Hafner nodded to himself. “Then we’ll never be free from pests.” He clasped and unclasped his hands. “Unless, of course, we rid the planet of all animal life.”
“Radioactive dust?” asked the biologist. “They have survived worse.”
The exec considered alternatives. “Maybe we should leave the planet and leave it to the animals.”
“Too late,” said the biologist. “They’ll be on Earth, too, and all the planets we’ve settled on.”
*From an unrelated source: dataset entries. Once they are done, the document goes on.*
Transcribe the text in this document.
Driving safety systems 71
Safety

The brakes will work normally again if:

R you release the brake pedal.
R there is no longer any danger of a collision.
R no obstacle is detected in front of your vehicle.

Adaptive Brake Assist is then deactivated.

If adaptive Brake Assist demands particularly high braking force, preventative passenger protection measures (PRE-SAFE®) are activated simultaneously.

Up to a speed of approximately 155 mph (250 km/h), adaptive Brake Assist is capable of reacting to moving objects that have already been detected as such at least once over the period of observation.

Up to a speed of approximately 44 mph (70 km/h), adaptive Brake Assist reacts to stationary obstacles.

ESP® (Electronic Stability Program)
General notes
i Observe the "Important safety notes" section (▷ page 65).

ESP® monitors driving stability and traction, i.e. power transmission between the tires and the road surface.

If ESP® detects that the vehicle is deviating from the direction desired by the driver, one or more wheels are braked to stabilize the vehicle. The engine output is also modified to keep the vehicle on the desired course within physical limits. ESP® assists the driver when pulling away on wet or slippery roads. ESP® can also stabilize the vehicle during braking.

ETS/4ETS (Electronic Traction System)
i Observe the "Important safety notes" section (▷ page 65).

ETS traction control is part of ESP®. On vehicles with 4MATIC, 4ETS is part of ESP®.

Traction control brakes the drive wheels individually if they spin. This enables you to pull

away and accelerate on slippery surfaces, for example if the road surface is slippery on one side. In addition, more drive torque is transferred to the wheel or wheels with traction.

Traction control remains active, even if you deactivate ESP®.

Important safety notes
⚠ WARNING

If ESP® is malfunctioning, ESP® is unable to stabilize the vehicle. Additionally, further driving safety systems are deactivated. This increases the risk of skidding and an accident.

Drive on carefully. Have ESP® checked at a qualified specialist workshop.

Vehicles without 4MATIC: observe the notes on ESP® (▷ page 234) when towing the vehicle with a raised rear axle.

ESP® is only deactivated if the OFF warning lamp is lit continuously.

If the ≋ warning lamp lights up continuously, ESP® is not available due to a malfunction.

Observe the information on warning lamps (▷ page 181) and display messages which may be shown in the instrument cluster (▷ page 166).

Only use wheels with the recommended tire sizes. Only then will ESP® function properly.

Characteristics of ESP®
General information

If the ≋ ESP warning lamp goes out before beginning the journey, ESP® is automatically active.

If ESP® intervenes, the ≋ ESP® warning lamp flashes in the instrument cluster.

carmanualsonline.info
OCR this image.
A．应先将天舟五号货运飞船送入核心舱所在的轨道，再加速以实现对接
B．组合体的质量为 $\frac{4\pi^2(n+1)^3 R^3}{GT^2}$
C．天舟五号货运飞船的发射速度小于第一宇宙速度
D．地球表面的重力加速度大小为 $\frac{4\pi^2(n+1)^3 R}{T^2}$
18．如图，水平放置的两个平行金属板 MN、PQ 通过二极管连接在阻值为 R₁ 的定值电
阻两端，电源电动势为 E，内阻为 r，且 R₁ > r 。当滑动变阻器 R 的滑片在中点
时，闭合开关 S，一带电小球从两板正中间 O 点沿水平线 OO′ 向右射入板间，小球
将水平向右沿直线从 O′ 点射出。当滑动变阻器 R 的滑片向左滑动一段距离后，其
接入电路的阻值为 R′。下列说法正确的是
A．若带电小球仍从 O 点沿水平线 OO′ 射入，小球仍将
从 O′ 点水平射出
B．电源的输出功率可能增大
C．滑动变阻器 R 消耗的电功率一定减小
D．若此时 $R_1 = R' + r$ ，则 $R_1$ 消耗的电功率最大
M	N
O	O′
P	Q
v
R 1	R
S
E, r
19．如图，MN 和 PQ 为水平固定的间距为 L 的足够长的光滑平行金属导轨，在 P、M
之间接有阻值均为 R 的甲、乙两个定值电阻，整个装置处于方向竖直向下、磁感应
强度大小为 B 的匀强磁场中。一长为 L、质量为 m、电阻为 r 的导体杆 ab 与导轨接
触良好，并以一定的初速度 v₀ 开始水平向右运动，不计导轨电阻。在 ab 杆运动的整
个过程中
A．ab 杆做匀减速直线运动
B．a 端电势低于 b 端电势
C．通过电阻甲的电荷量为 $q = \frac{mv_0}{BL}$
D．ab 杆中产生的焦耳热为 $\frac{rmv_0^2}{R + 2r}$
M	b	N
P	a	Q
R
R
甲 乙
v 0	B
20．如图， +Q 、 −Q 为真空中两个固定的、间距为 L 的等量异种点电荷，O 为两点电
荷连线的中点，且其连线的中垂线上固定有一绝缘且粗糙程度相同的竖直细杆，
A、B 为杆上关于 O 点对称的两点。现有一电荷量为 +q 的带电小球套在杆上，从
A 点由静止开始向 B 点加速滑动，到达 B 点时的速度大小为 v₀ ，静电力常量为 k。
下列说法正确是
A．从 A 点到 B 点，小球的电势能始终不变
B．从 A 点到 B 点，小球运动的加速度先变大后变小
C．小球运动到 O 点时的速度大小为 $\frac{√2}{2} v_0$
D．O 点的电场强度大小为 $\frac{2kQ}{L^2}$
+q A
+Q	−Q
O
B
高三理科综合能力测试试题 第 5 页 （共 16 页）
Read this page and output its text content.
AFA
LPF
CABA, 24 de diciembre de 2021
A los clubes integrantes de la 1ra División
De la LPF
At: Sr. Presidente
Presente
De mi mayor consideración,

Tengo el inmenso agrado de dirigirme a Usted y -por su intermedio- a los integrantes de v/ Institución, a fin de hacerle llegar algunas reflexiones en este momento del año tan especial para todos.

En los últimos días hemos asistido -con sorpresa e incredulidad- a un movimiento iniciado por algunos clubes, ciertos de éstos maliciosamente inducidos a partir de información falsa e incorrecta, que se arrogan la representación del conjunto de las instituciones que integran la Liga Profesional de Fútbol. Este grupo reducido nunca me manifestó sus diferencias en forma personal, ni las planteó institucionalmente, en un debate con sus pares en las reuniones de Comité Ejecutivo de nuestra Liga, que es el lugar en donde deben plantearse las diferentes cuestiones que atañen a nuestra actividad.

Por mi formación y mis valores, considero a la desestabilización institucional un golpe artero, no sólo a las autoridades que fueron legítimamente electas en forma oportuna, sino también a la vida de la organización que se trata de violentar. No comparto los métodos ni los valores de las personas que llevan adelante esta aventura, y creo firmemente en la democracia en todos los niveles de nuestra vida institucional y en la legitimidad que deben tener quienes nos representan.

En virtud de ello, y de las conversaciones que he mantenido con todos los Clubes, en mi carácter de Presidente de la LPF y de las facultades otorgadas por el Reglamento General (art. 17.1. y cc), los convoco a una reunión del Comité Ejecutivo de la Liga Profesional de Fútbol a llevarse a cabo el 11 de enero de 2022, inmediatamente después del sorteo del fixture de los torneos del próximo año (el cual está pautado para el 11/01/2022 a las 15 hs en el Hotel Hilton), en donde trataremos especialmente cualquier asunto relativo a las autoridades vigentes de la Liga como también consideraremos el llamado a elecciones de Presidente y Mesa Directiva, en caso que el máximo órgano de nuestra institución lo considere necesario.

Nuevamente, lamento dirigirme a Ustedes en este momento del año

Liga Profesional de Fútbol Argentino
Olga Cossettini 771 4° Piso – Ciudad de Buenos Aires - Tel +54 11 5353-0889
Hafner looked at him. The same pictures formed in his mind that Marin had thought of. Three ships had been sent to colonize Glade. One had remained with the colonists, survival insurance in case anything unforeseen happened. Two had gone back to Earth to carry the report that all was well and that more supplies were needed. They had also carried specimens from the planet.
The cages those creatures were kept in were secure. But a smaller species could get out, must already be free, inhabiting, undetected, the cargo spaces of the ships.